The answer to your question is "Sometimes, but not in general".
To see this let $X_1, ..., X_n$ be random variables (with finite variances). Then,
$$ {\rm var} \left( \sum_{i=1}^{n} X_i \right) = E \left[ \left( \sum_{i=1}^{n} X_i \right)^2 \right] - E \left[ \left( \sum_{i=1}^{n} X_i \right) \right]^2$$$$ {\rm var} \left( \sum_{i=1}^{n} X_i \right) = E \left( \left[ \sum_{i=1}^{n} X_i \right]^2 \right) - \left[ E\left( \sum_{i=1}^{n} X_i \right) \right]^2$$
Now note that $(\sum_{i=1}^{n} a_i)^2 = \sum_{i=1}^{n} \sum_{j=1}^{n} a_i a_j $, which is clear if you think about what you're doing when you calculate $(a_1+...+a_n) \cdot (a_1+...+a_n)$ by hand. Therefore,
$$ E \left[ \left( \sum_{i=1}^{n} X_i \right)^2 \right] = E \left[ \sum_{i=1}^{n} \sum_{j=1}^{n} X_i X_j \right] = \sum_{i=1}^{n} \sum_{j=1}^{n} E(X_i X_j) $$$$ E \left( \left[ \sum_{i=1}^{n} X_i \right]^2 \right) = E \left( \sum_{i=1}^{n} \sum_{j=1}^{n} X_i X_j \right) = \sum_{i=1}^{n} \sum_{j=1}^{n} E(X_i X_j) $$
similarly,
$$ E\left[ \left( \sum_{i=1}^{n} X_i \right) \right]^2 = \left[ \left( \sum_{i=1}^{n} E(X_i) \right) \right]^2 = \sum_{i=1}^{n} \sum_{j=1}^{n} E(X_i) E(X_j)$$$$ \left[ E\left( \sum_{i=1}^{n} X_i \right) \right]^2 = \left[ \sum_{i=1}^{n} E(X_i) \right]^2 = \sum_{i=1}^{n} \sum_{j=1}^{n} E(X_i) E(X_j)$$
so
$$ {\rm var} \left( \sum_{i=1}^{n} X_i \right) = \sum_{i=1}^{n} \sum_{j=1}^{n} \big( E(X_i X_j)-E(X_i) E(X_j) \big) = \sum_{i=1}^{n} \sum_{j=1}^{n} {\rm cov}(X_i, X_j)$$
by the definition of covariance.
Now regarding Does the variance of a sum equal the sum of the variances?:
If the variables are uncorrelated, yes: that is, ${\rm cov}(X_i,X_j)=0$ for $i\neq j$, then $$ {\rm var} \left( \sum_{i=1}^{n} X_i \right) = \sum_{i=1}^{n} \sum_{j=1}^{n} {\rm cov}(X_i, X_j) = \sum_{i=1}^{n} {\rm cov}(X_i, X_i) = \sum_{i=1}^{n} {\rm var}(X_i) $$
If the variables are correlated, no, not in general: For example, suppose $X_1, X_2$ are two random variables each with variance $\sigma^2$ and ${\rm cov}(X_1,X_2)=\rho$ where $0 < \rho <\sigma^2$. Then ${\rm var}(X_1 + X_2) = 2(\sigma^2 + \rho) \neq 2\sigma^2$, so the identity fails.

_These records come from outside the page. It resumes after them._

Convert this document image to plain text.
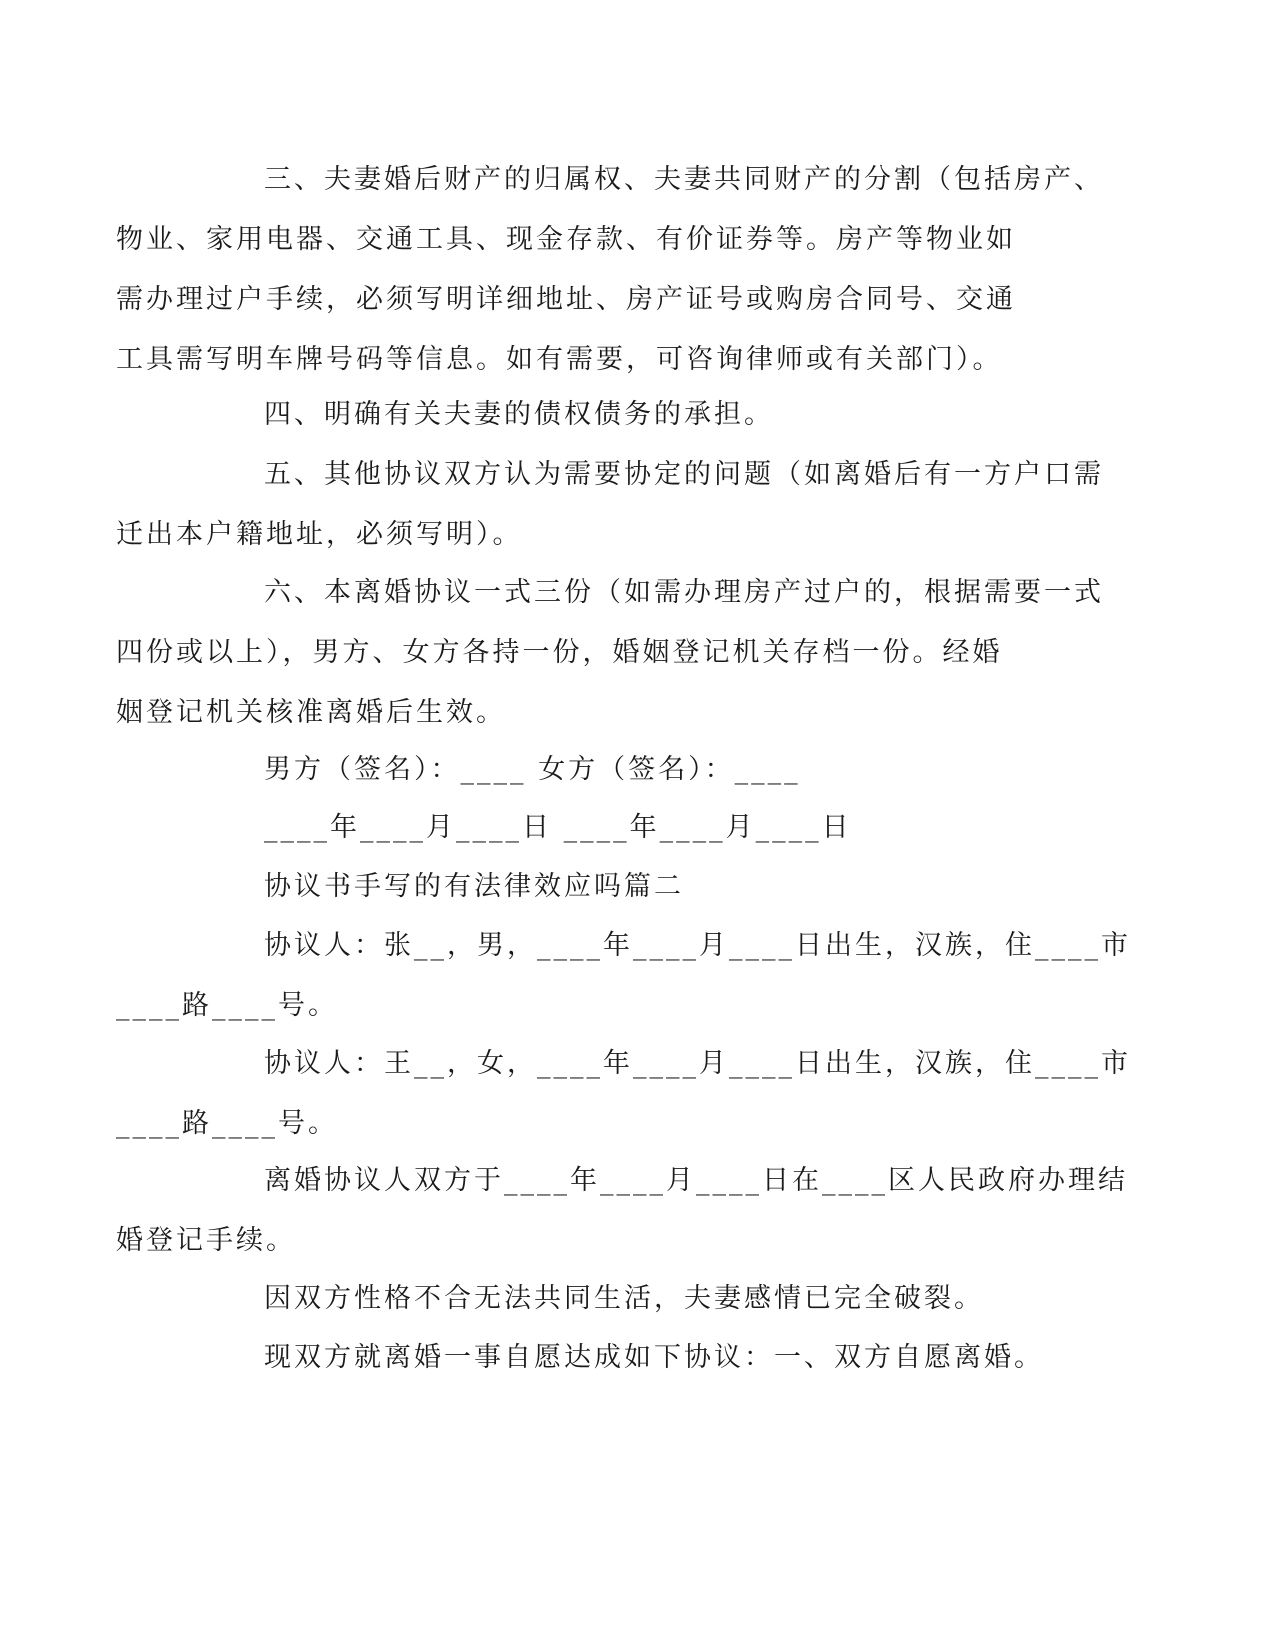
三、夫妻婚后财产的归属权、夫妻共同财产的分割（包括房产、
物业、家用电器、交通工具、现金存款、有价证券等。房产等物业如
需办理过户手续，必须写明详细地址、房产证号或购房合同号、交通
工具需写明车牌号码等信息。如有需要，可咨询律师或有关部门）。

四、明确有关夫妻的债权债务的承担。

五、其他协议双方认为需要协定的问题（如离婚后有一方户口需
迁出本户籍地址，必须写明）。
六、本离婚协议一式三份（如需办理房产过户的，根据需要一式
四份或以上），男方、女方各持一份，婚姻登记机关存档一份。经婚
姻登记机关核准离婚后生效。

男方（签名）：____ 女方（签名）：____

____年____月____日 ____年____月____日

协议书手写的有法律效应吗篇二

协议人：张__，男，____年____月____日出生，汉族，住____市
____路____号。
协议人：王__，女，____年____月____日出生，汉族，住____市
____路____号。
离婚协议人双方于____年____月____日在____区人民政府办理结
婚登记手续。

因双方性格不合无法共同生活，夫妻感情已完全破裂。

现双方就离婚一事自愿达成如下协议：一、双方自愿离婚。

but it is possible for certain examples: Suppose $X_1, X_2, X_3$ have covariance matrix $$ \left( \begin{array}{ccc} 1 & 0.4 &-0.6 \\ 0.4 & 1 & 0.2 \\ -0.6 & 0.2 & 1 \\ \end{array} \right) $$ then ${\rm var}(X_1+X_2+X_3) = 3 = {\rm var}(X_1) + {\rm var}(X_2) + {\rm var}(X_3)$
Therefore if the variables are uncorrelated then the variance of the sum is the sum of the variances, but converse is not true in general.